I was brought up with the underlying message that male attention was the absolute pinnacle of my existence, from really tiny.

midsummercat · 23/06/2021 06:49

I have had loads of platonic friendships with men in adulthood and definitely no attraction on either side.

However, that's probably because I'm not attractive in the slightest - so every cloud and all that.

redcarbluecar · 23/06/2021 06:51

Yes- I’ve got quite a few male friends and none of us fancy each other. Most are in other couples anyway.

Cowbells · 23/06/2021 06:53

Perfectly possible. I have close mates from childhood who are men. Not my best friends but no undercurrents of attraction. It's the friendships where there was an attraction that have not lasted, not the always-platonic ones.

SheepGoBaaaa · 23/06/2021 07:03

Of course, and I can’t help feel it’s deeply tragic we’re even having this conversation in 2021. To the poster who asked about whether women with male friends had brothers — I do, but he’s so much younger I’d left home when he was a small child and we’ve lived mostly in different countries, plus I went to a single-sex convent school from 4 to 18, so male friends were an adult discovery.

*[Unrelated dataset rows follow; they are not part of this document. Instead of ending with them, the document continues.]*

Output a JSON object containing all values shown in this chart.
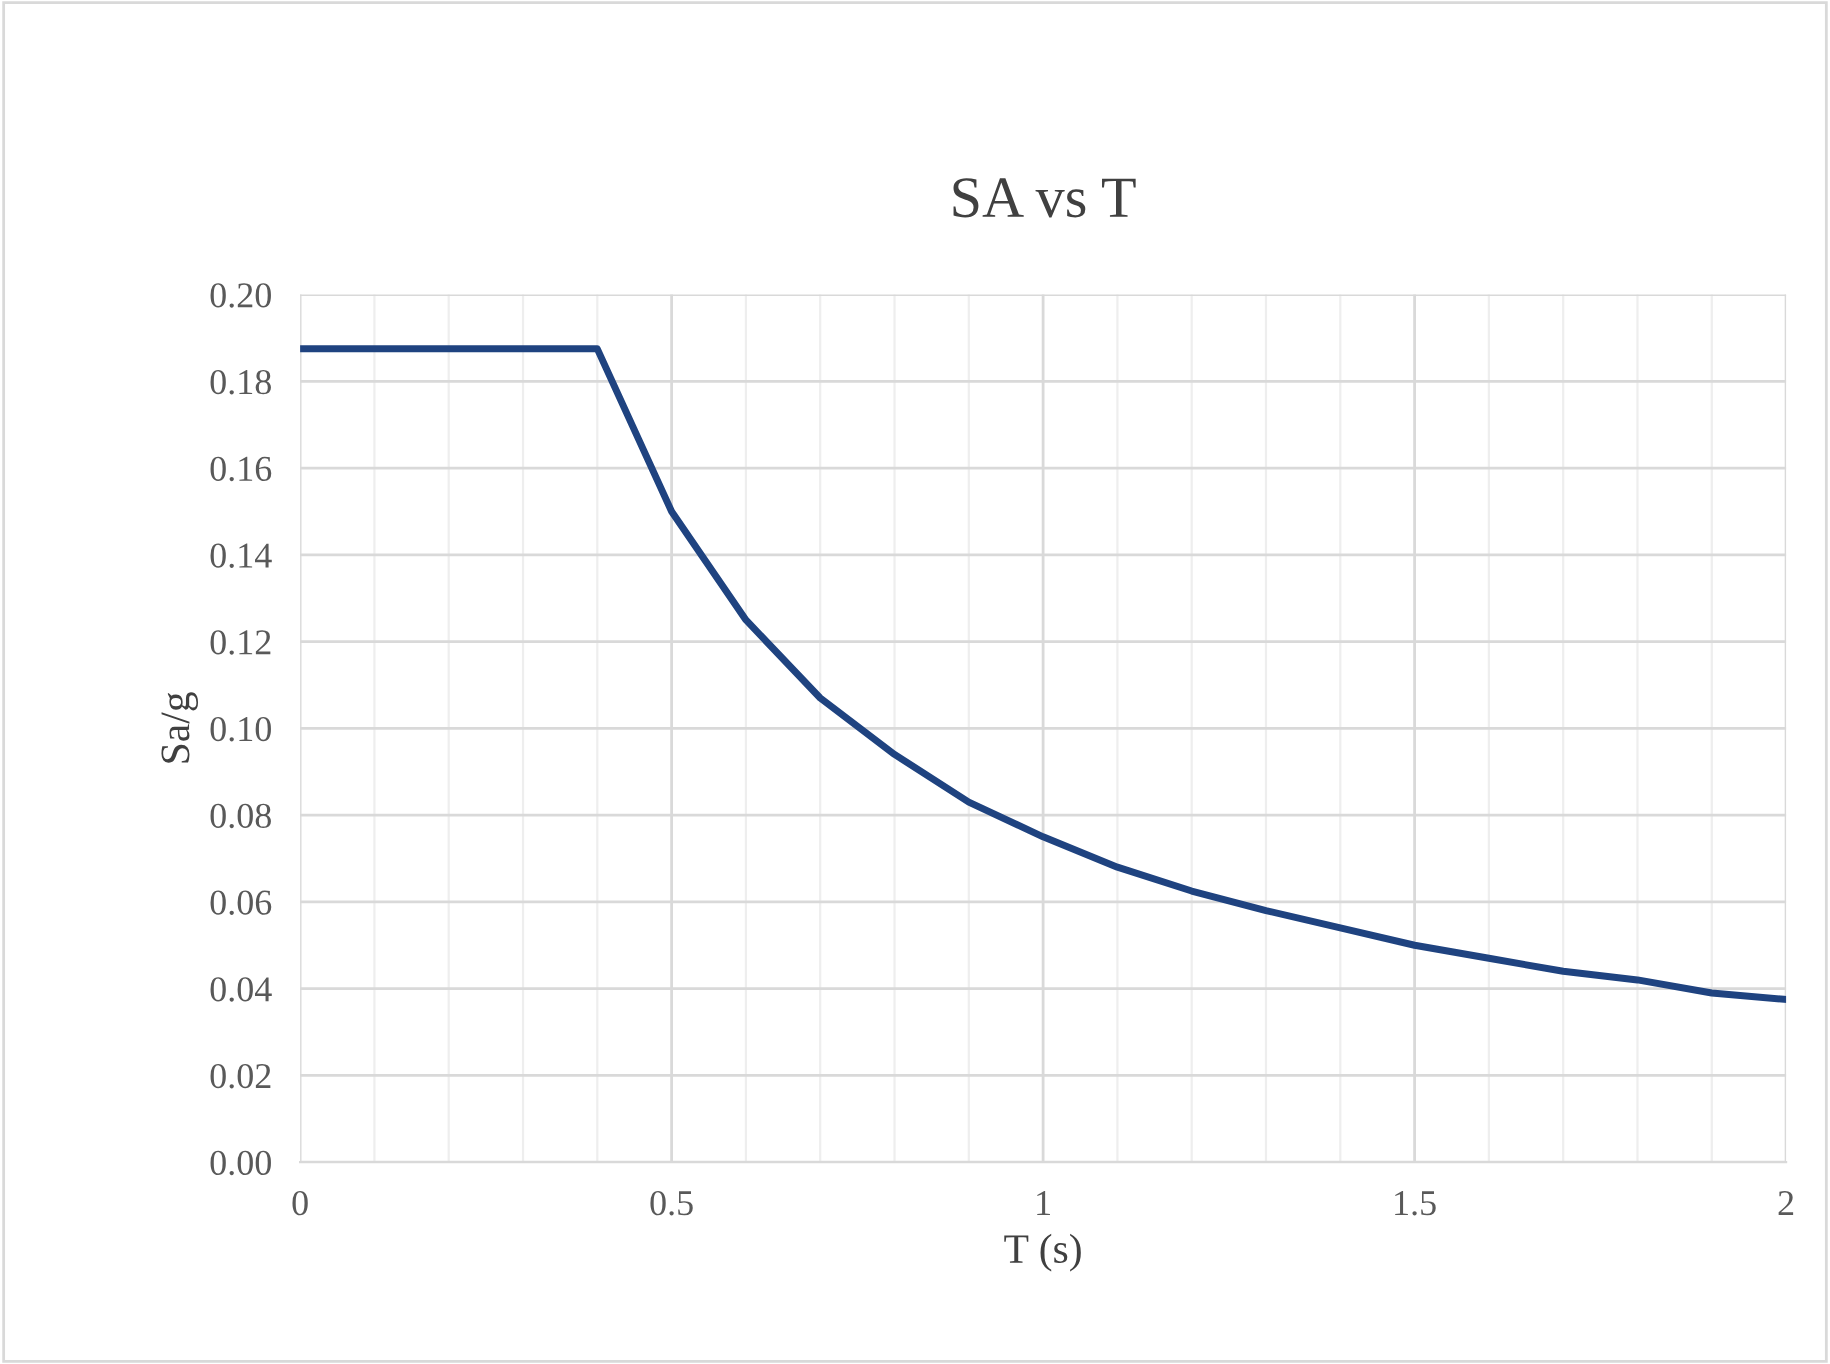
{
  "chart_data": {
    "type": "line",
    "title": "SA vs T",
    "xlabel": "T (s)",
    "ylabel": "Sa/g",
    "x": [
      0,
      0.4,
      0.5,
      0.6,
      0.7,
      0.8,
      0.9,
      1.0,
      1.1,
      1.2,
      1.3,
      1.4,
      1.5,
      1.6,
      1.7,
      1.8,
      1.9,
      2.0
    ],
    "series": [
      {
        "color": "#1f4380",
        "values": [
          0.1875,
          0.1875,
          0.15,
          0.125,
          0.107,
          0.094,
          0.083,
          0.075,
          0.068,
          0.0625,
          0.058,
          0.054,
          0.05,
          0.047,
          0.044,
          0.042,
          0.039,
          0.0375
        ]
      }
    ],
    "xlim": [
      0,
      2
    ],
    "ylim": [
      0,
      0.2
    ],
    "xticks": [
      0,
      {
        "value": 0.1,
        "label": null
      },
      {
        "value": 0.2,
        "label": null
      },
      {
        "value": 0.3,
        "label": null
      },
      {
        "value": 0.4,
        "label": null
      },
      0.5,
      {
        "value": 0.6,
        "label": null
      },
      {
        "value": 0.7,
        "label": null
      },
      {
        "value": 0.8,
        "label": null
      },
      {
        "value": 0.9,
        "label": null
      },
      1,
      {
        "value": 1.1,
        "label": null
      },
      {
        "value": 1.2,
        "label": null
      },
      {
        "value": 1.3,
        "label": null
      },
      {
        "value": 1.4,
        "label": null
      },
      1.5,
      {
        "value": 1.6,
        "label": null
      },
      {
        "value": 1.7,
        "label": null
      },
      {
        "value": 1.8,
        "label": null
      },
      {
        "value": 1.9,
        "label": null
      },
      2
    ],
    "yticks": [
      {
        "value": 0,
        "label": "0.00"
      },
      {
        "value": 0.02,
        "label": "0.02"
      },
      {
        "value": 0.04,
        "label": "0.04"
      },
      {
        "value": 0.06,
        "label": "0.06"
      },
      {
        "value": 0.08,
        "label": "0.08"
      },
      {
        "value": 0.1,
        "label": "0.10"
      },
      {
        "value": 0.12,
        "label": "0.12"
      },
      {
        "value": 0.14,
        "label": "0.14"
      },
      {
        "value": 0.16,
        "label": "0.16"
      },
      {
        "value": 0.18,
        "label": "0.18"
      },
      {
        "value": 0.2,
        "label": "0.20"
      }
    ],
    "grid": true,
    "marker": "none",
    "line_style": "solid"
  }
}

I have three very close male friends — one is from university days, two are former colleagues from jobs I had in my 30s and 40s. One divorced, two married. I’m also happily to married (to a man with very longterm female friends).

Bellasblankexpression · 23/06/2021 07:06

@SheepGoBaaaa I agree. I always get the “is DH okay with you seeing X” which drives me mad as well. Both of my friends were in my life way before DH!

OP posts:
Odisia · 23/06/2021 07:11

I've always made friends based on whether I liked the person, regardless of whether they are male or female. I've always had male friends and female friends. I find it surprising that so many people find this unacceptable or suspicious.

Alaimo · 23/06/2021 07:14

I have several male friends, all of whom i met through my hobby/sports club as a student/adult (the same club where i met my husband). I don't tend to share a lot of relationship details/issues with them though, partly because they all know my husband reasonably well. Some of them do fully open up to me though. One has had a particularly hard time with mental health issues, as well as being single while everyone else is getting married, and I think he found it easier to talk to me than to his male friends. Our friendship has always been completely platonic and I couldn't imagine it any other way.